Но самым главным стал теперь для Семена побег Василия Босого. Чтобы осуществить это, сперва нужно было узнать, в каком месте узник заточен. Семен разведал, что тюремные каморы имеются во всех частях монастыря. Они были и у Сушильной башни, откуда бежал старец Пахомий, и у Архангельских ворот, выходивших к Святому озеру, где сидел в заточении прежний духовник царя, Илларион, уличенный в сношениях с Григорием Талицким. Была еще Салтыковская тюрьма, названная по имени заточенного там Ивашки Салтыкова. Рассказывали, что один из стражников, сжалившись над узником, бросил ему палку — обороняться от крыс. Об этом узнали и самого стражника «нещадно били плетьми». Под другой башней, за «непристойные слова против царя», был заточен некий Михаил Амирев. Человек этот притворился раскаявшимся; его освободили и постригли в монахи. А за год до появления Семена Амирев переоделся в мирское платье и уплыл с богомольцами.

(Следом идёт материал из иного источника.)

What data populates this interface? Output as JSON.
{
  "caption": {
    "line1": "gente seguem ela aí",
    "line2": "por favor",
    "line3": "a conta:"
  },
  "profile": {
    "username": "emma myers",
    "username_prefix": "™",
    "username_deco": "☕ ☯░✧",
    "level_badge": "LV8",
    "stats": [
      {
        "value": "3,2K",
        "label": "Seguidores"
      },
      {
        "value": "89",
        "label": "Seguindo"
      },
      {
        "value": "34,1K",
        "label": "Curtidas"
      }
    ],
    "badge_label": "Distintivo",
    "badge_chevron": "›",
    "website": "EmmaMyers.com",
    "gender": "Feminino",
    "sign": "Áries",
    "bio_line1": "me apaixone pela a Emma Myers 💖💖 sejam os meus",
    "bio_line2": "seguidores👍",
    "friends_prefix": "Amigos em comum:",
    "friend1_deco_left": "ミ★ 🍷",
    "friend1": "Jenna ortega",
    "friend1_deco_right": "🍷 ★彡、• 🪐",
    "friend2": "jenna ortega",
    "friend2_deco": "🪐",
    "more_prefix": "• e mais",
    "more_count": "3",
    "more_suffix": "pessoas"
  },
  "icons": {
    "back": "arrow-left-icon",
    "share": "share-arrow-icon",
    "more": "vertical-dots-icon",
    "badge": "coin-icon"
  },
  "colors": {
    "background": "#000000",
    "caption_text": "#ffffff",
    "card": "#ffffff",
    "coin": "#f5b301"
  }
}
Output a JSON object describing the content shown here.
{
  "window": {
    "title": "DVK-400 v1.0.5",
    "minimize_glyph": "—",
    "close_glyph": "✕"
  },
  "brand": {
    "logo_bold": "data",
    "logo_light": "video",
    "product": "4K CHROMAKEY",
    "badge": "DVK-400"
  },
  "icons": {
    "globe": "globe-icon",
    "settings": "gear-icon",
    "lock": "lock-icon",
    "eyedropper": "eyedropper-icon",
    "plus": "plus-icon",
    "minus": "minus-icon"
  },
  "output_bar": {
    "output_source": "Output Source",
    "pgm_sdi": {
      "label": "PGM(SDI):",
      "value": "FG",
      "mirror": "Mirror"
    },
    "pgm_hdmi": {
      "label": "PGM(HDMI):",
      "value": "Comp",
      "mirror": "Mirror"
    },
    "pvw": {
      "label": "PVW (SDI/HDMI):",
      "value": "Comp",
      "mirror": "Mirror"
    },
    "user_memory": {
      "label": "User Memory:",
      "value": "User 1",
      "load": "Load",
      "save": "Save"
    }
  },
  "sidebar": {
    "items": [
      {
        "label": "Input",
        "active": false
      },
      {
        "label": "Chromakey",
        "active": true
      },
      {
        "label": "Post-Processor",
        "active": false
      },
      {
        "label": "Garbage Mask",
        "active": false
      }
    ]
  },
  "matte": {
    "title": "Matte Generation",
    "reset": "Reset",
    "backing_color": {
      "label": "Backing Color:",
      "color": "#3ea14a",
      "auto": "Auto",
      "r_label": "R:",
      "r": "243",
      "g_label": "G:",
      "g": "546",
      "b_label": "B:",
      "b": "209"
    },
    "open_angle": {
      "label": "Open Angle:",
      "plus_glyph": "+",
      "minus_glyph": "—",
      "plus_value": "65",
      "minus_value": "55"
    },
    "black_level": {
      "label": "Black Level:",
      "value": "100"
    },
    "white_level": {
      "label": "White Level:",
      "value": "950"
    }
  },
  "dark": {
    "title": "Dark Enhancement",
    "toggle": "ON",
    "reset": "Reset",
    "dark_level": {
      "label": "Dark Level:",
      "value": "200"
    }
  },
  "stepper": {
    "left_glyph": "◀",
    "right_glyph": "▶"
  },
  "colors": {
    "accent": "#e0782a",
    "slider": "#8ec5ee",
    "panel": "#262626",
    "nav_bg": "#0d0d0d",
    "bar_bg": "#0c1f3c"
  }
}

Едва после весенних штормов на море пала тихая погода, в губу Благополучную один за другим начали прибывать карбасы с богомольцами. Желающих поклониться мощам Зосимы и Савватия собралось этим летом больше обычного. Богомольцы (а было среди них много сильных и здоровых мужиков) простаивали долгие церковные службы и безропотно выполняли самые тяжелые работы. Когда кончался трехдневный срок пребывания в монастыре, чуть ли не все просились оставить их мирскими трудниками.